Established in 2018, Moondog’s has been in a regular state of reinvention and development. Executing their well-laid plans for sustainability has not been a rapid or simple endeavor, especially because a major part of the operation involves cultivating fruit trees like apples, peaches, and Asian pears — crops that take a half-decade or longer to see any return on investment. Moondog’s pairs its dedication to organic, “intimate cultivation,” as Shelley describes it, with cover-cropping, conservation tillage, and the use of minimal plastic. But one of the most unique decisions the Schulers have made to help strengthen the resiliency of the local environment and food system is to “dry farm.”

Dry farming conserves existing water resources in the soil and encourages plants to be more self-sufficient. By forgoing irrigation, the plants struggle at first but establish a stronger, more climatically resilient root structure. This leads to typically smaller yields, but the produce has more flavor and better texture. For quality and ecological benefits, dry farming is almost a no-brainer, especially for apples and tomatoes, crops that Moondog’s has specialized in.

The apples, in particular, are a philosophically driven initiative for Dan, who manages the orchards. Right now, he’s cultivating more than 70 different types of apples, and last fall Moondog’s launched an apple CSA to highlight the differences between all the varieties. “Preserving and promoting genetic diversity in our food is really gratifying work,” he says. “We’re looking at the long-term view, where some of the trees we’re cultivating will probably outlive us.” This trajectory also aligns with what Dan calls “personal rhythms,” recognizing that working with trees can be less stressful on the body over the course of a farming career.

Although the Marcola farm has operated as a test plot for dry farming, including several research studies with squash, corn, and beans, the idea was always to expand the business closer into town. In 2023, the Schulers acquired a property just off River Road in North Eugene that had previously been an established orchard and cider pressing operation. Here they plan to set up a commercial kitchen to continue making the wide array of value-added products that have been a cornerstone of the farm business for years.
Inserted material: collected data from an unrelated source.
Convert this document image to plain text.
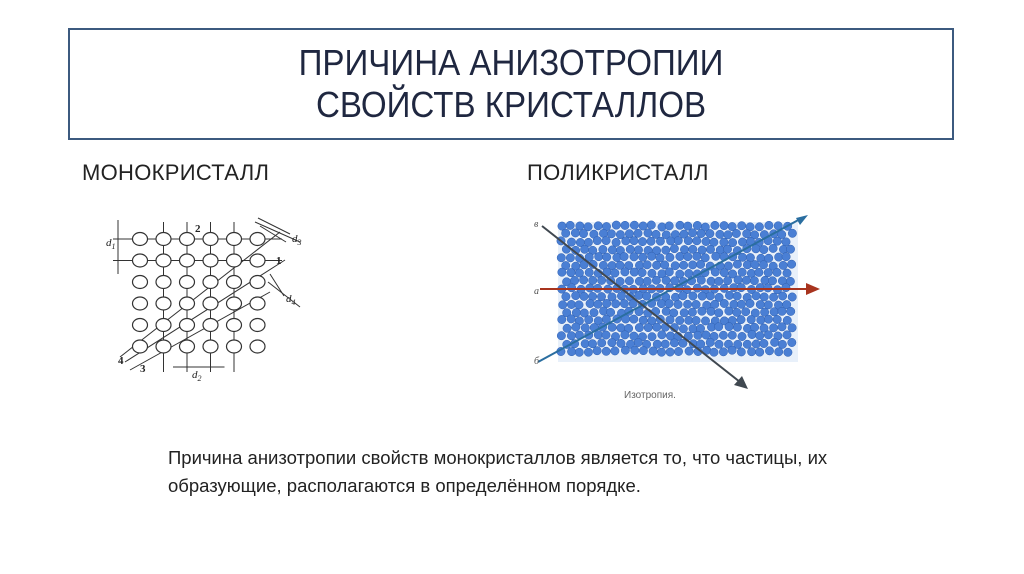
ПРИЧИНА АНИЗОТРОПИИ СВОЙСТВ КРИСТАЛЛОВ
МОНОКРИСТАЛЛ	ПОЛИКРИСТАЛЛ
$d_1$
$d_2$
$d_3$
$d_4$
1
2
3
4
в
а
б
Изотропия.
Причина анизотропии свойств монокристаллов является то, что частицы, их образующие, располагаются в определённом порядке.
“So much of that came from wanting to reduce food waste and use all the parts of what we are growing,” says Shelley. For example, cilantro can be used for making pesto, and then once it goes to seed, the coriander is incorporated into the salt or herb blends Moondog’s offers. Fennel pollen salt is another popular product, but just one look at their farmers market display shows the breadth of their wares. Along with a full range of fruit jams, jellies, and preserves — including strawberry, raspberry, and dry-farmed tomato jam — Moondog’s also makes a line of popular hot sauces. The chili and salsa verde both have a bit of a kick, but one of the best-selling bottles, the “Dream Sauce,” is made with heatless habañero peppers to deliver all of the bold flavors without the sting.

All of these products and produce are seasonally available at the Lane County Farmers Market and online. Lane County Bounty, which began as a Moondog’s online store, blossomed into a digital ordering platform and multi-farm CSA with the onset of the pandemic in 2020.

“This was our response to the closure of the in-person farmers market,” says Shelley.

By calling in community and diversifying the business — Moondog’s has begun catering alongside its light-processing and home-delivery operations — this small farm continues to build systems of resiliency into the things they grow and produce.